In an adjoining presentation at ASTRO, Andrea Ng, MD, MPH, of Harvard Medical School/Dana-Farber Brigham Cancer Center, Boston, discussed which patients with incomplete response or refractory/relapsed DLCBL can benefit from radiotherapy.

She highlighted patients with good partial response and end-of-treatment PET-positive with evidence of residual 18F-fluorodeoxyglucose activity via PET scan (Deauville 4/5) – a group that “we’re increasingly seeing.” In these patients, “radiation can be quite effective” at doses of 36-45 Gy. She highlighted a study from 2011 that linked consolidation radiotherapy to 5-year event-free survival in 65% of patients.

As for relapsed/refractory disease in patients who aren’t candidates for further systemic therapy – the “frail without good options” – Dr. Ng said data about salvage radiotherapy is limited. However, a 2015 study tracked 65 patients who were treated with a median dose of 40 Gy with “curative” intent. Local control was “not great” at 72% at 2 years, Dr. Ng said, while overall survival was 60% and progress-free survival was 46%.

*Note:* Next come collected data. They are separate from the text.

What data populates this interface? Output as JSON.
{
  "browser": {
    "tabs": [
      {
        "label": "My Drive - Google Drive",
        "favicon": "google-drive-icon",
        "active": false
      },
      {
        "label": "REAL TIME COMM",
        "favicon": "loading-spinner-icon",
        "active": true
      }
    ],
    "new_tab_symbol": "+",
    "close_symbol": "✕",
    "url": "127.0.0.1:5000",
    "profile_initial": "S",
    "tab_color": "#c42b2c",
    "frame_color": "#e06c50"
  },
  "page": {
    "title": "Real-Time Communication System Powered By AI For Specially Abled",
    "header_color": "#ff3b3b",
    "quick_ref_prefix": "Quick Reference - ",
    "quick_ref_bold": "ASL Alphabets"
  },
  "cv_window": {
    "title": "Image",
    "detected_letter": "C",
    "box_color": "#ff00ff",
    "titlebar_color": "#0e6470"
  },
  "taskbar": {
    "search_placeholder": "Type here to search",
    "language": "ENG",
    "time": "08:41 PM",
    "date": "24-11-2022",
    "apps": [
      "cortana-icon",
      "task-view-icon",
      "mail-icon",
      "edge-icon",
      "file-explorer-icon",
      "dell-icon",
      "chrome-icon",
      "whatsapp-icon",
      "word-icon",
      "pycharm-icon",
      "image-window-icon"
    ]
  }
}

Dr. Ng, who was one of this study’s authors, said several groups did better: Those with refractory vs. relapsed disease and those who were responsive to chemotherapy vs. those who were not.

She also highlighted a similar 2019 study of 32 patients with refractory/relapsed disease treated with salvage radiotherapy (median dose of 42.7 Gy) found that 61.8% reached progress-free survival at 5 years – a better outcome.

Dr. Yang has no disclosures. Dr. Ng discloses royalties from UpToDate and Elsevier.